Investors Give the Dow a Perfect 10

Investors have judged that the Dow Jones Industrial Average (DJIA) deserved a perfect 10 this week by bidding up this large capitalization group of stocks for 10th straight day. Until the past week, these vaunted blue chip Dow stocks have significantly lagged the more tech heavy indices such as the Nasdaq Composite or S&P 500. The Dow was stuck in a boring 7-month trading range until this Bull market decided to spread its coattails to include more financial, health and industrial companies. While the layperson follows the Dow more than professional money managers, they may be surprised how diluted this “Industrial” average of stocks has become. Unlike the Dow Transports and Utility Averages that contain precisely what their moniker implies, the Dow Industrials, in a desire to stay relevant, has technology companies comprising over half of its value, along with a major representation of financial stocks such as credit card, banking and insurance stocks. Thus, while it has strayed from its 127-year-old Industrial working-class roots, it’s still supportive of optimistic investors labeling this a new Bull market. Increasingly, both small cap and large cap stocks, not named Nvidia or relying upon Artificial Intelligence (AI), are belatedly joining the rally. The Dow’s 10 day winning streak in the stock market coincides with overbought readings short term, but it’s also typical of a market that will continue to higher highs later this year after any normal Bull market correction of 10% or less. In fact, when the S&P has had 5 straight months of gains, it continues to rack up more new highs about 80% of the time one and 6 months later over the past 70 years.

Even the beleaguered manufacturing companies that have experienced months of surveys indicating contraction are now showing future expansion expectations. Our private ownership in this space continues to experience record backlogs, healthy order flow and a shortage of workers needed to keep up with demand. Thus, we are not surprised to see some green shoots here in a sector that was never hit hard by thew Fed’s credit tightening, at least so far.

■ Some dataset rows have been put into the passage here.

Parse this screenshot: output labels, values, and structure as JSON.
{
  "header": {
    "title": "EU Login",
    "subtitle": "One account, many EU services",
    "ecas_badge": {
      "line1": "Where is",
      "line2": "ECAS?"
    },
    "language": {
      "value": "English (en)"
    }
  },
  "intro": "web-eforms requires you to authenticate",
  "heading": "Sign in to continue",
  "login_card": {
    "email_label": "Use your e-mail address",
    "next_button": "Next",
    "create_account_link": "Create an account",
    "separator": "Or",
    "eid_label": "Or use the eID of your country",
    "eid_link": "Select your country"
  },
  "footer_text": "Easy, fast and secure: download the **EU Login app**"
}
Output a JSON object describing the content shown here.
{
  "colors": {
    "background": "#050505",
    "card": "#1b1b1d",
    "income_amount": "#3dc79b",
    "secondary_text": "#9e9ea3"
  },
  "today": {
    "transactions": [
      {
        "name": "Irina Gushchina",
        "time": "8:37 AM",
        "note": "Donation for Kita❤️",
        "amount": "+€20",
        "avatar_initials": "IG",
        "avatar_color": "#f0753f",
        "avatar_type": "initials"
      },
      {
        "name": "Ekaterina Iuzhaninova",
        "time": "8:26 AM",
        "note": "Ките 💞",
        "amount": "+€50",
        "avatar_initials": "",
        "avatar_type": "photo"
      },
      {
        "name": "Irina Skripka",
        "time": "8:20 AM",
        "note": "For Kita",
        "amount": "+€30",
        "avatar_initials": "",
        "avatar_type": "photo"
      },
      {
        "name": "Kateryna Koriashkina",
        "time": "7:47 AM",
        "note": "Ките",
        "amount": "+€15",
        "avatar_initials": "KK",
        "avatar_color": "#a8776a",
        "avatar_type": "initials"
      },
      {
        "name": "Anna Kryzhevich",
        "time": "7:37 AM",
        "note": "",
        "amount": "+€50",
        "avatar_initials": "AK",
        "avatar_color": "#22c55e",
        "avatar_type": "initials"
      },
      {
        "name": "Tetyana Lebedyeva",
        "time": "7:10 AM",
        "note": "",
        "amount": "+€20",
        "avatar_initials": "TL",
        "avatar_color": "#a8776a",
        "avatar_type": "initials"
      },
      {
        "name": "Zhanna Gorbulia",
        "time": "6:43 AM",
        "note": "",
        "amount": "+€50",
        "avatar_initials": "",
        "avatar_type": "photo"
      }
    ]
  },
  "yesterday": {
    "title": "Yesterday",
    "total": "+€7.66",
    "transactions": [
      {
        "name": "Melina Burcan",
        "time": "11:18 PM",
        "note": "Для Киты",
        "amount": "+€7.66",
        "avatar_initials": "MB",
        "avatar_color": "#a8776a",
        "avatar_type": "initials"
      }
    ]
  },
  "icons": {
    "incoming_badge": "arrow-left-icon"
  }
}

Manufacturing is following the pattern of the overly maligned housing industry that is booming despite this being the least affordable time to buy a home in modern history. Normally it requires less than 30% of disposable income for middle class families to buy middle class homes, while for the past 18 months it has required over 40% of income. Yet the inventory of homes on the market remains historically low due to an increasing reliance upon new homes compared to the shrinking supply of existing residences. Multiple overbids for homes are also staying far above normal, indicative of pent-up demand which is supportive of housing stocks reaching record highs this year. Recessions require excess supply over demand. No sign of Recession here!

One final piece of good news for Bulls recently is the upside breakout in riskier regional banking stocks that many feared would fail due to debt duration risk as the spread between short-term and long-term rates continue to widen. Two of the three largest banks in history failed in March, but the Fed ring fenced the liquidity fears and now the worrisome 2nd tier banking stocks are breaking upwards from a head and shoulders basing pattern. This indicates that investors are less concerned with transferring their accounts to the handful of mega capitalized banks, which is boosting sentiment in the lagging financial sector.

Investors and money managers are finally allocating more of their savings toward both 5%+ money market accounts and stocks, yet surveys increasingly show a reluctance to invest more at these elevated stock market valuations until there is a notable correction. As in 2017 when stock market volatility was extremely low, pent-up demand to Buy stocks after small corrections grows as stock prices move higher without a pullback. At some point, as in January 2018, there will be a news event that will trigger a large overdue correction, but for now, dip buyers are not waiting for the traditional 5 to 10% pullback. The good news is that market leaders in mega tech have stalled while the Bull market rally is finally spreading leadership to the more unloved sectors of small cap, healthcare and financial.